Aujourd'hui, Refettorio Gastromotiva fonctionne comme une entreprise sociale le jour et comme une cuisine solidaire le soir, proposant la même nourriture dans les deux cas.
« Nous avons une règle au restaurant : nous servons le même menu à tout le monde, qu'ils puissent payer ou non », a expliqué Sardinha. « C’est une façon de nourrir les gens et aussi de leur faire vivre une expérience humaine. »
Hertz a reçu d'innombrables récompenses. Il a été nommé Jeune leader mondial au Forum économique mondial, Homme de l'année par GQ Brésil et Entrepreneur social du futur par la Fondation Schwab. Il est également chercheur principal TED.

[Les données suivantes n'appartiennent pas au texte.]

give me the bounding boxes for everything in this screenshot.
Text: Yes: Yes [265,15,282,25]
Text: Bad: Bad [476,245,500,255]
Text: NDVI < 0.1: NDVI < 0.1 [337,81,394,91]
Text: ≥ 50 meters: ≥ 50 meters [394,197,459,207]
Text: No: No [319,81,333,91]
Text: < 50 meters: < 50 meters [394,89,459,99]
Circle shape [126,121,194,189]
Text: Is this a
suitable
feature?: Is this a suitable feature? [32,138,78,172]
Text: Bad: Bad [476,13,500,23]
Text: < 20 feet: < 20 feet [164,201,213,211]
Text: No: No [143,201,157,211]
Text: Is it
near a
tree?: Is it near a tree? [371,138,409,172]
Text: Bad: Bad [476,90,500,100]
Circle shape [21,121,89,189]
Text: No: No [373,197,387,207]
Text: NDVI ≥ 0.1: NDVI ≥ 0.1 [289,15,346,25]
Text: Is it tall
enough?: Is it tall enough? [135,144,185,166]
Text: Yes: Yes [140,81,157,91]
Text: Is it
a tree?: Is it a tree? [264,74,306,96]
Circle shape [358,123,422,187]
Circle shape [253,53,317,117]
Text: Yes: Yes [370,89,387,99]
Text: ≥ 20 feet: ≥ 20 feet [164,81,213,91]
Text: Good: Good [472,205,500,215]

Mais le prix Charles Bronfman, que Hertz a reçu en 2019, se démarque de toutes ses distinctions, a-t-il déclaré. Le prix annuel — célébrant son 20ème anniversaire cette année – est décerné à un humanitaire de moins de 50 ans dont le travail est inspiré des valeurs juives et a eu un impact significatif dans le monde
« Pour moi, le prix Bronfman était ma plus belle récompense car il reconnaissait et validait le parcours de ma vie », a déclaré Hertz. « Après avoir révélé mon homosexualité, il était important pour moi que mes parents ne me voient pas échouer. Gagner ce prix, un prix juif, a été une véritable guérison et les a aidés à comprendre que ce à quoi j'avais consacré ma vie était dans un but plus élevé.